According to Martin, more corn in the mix is a good way to spread some weather risk, build organic matter and bump cotton yields. Martin’s research at the Stoneville has shown that corn at the loan rate will pay off for producers. With corn prices even higher than the loan rate now, “corn and cotton is a real good rotation.”
Martin also pointed out that for the first time in a few years, the commodity markets are starting to act like markets, and producers want to respond. “The bottom line is that no matter what anti-agricultural entities may say “the farmer would prefer to get his income out of the market. That’s why the planting flexibility has stayed in these farm bills, so the farmer can respond to market incentives.”
USDA is not projecting a counter-cyclical payment on soybeans, corn and wheat “suggesting that those crop prices will be above the loan,” Martin said.

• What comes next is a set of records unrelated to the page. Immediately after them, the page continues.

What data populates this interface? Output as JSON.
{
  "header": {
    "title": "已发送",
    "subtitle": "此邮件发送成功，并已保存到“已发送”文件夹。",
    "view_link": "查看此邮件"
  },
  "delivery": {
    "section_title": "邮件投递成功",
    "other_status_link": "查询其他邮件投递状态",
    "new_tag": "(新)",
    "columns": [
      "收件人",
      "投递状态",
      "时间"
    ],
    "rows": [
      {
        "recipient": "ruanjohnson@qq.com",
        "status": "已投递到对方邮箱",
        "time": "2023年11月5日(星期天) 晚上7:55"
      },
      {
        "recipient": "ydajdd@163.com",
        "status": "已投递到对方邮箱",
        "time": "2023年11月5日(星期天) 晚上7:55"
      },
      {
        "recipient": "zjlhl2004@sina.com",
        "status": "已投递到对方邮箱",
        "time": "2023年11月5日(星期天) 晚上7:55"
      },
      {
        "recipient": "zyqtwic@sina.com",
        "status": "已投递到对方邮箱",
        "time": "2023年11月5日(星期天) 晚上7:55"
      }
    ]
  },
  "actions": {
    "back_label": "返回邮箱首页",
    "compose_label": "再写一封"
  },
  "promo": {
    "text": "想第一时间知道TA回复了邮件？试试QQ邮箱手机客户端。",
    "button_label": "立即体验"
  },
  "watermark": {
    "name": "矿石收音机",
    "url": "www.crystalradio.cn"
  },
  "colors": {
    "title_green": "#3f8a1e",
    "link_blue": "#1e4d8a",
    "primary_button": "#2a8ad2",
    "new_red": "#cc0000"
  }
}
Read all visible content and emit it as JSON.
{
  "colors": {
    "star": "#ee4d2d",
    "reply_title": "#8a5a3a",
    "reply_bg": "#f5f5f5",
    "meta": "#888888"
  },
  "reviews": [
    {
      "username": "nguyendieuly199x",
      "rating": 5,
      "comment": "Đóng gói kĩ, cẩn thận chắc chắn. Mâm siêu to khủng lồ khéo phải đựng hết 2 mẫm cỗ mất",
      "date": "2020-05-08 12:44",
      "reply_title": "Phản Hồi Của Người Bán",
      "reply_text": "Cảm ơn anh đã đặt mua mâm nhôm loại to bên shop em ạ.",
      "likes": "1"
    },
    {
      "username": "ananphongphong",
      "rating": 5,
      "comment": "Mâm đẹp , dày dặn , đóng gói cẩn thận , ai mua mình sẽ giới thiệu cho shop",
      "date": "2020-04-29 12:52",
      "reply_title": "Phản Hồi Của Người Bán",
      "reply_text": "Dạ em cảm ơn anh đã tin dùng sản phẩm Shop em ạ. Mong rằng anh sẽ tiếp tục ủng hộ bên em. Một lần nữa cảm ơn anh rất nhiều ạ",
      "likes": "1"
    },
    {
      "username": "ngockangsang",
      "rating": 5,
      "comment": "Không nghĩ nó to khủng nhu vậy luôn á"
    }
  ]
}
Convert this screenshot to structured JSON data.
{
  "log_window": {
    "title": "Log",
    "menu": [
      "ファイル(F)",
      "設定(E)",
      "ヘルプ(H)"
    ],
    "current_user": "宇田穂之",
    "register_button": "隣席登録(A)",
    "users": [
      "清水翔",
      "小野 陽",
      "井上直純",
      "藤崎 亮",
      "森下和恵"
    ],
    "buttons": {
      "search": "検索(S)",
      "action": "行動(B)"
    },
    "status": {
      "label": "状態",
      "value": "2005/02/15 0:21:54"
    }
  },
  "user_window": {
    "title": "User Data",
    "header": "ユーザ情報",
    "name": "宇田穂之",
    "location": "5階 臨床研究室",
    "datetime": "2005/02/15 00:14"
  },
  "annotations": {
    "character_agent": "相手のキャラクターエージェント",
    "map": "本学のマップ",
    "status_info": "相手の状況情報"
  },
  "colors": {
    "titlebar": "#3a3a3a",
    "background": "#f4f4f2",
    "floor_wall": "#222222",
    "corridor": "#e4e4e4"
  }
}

Specifically, a target price for corn at $2.60 minus a 28-cent direct payment infers that prices for corn will be above $2.32. A target price for wheat of $3.86 minus a direct payment of 52 cents infers that prices for wheat will be above $3.34. The target price for soybeans is $5.80 minus a direct payment of 44 cents infers a soybean price of $5.36 or better.
Meanwhile, USDA has approved the full 35-percent counter-cyclical payment on cotton and rice, which gives some indication that the agency does not think that those two crops will be above the loan rate. Of course, you can follow futures prices on the exchanges as well.
Cotton producers can expect a 15-percent increase in cotton yields following corn, noted Martin. On the downside, there is a lot more risk associated with drought stress in corn than there is with other crops. So put corn on irrigated ground.
Martin noted that wheat prices are also headed up, but the wet fall has delayed some harvesting on many fields, which in turn could be planted back to wheat.
“Wheat prices are so high,” Martin said. “And producers are looking at planting it on soybean-type land that doesn’t have irrigation. Wheat is a good-looking crop from an economic perspective.”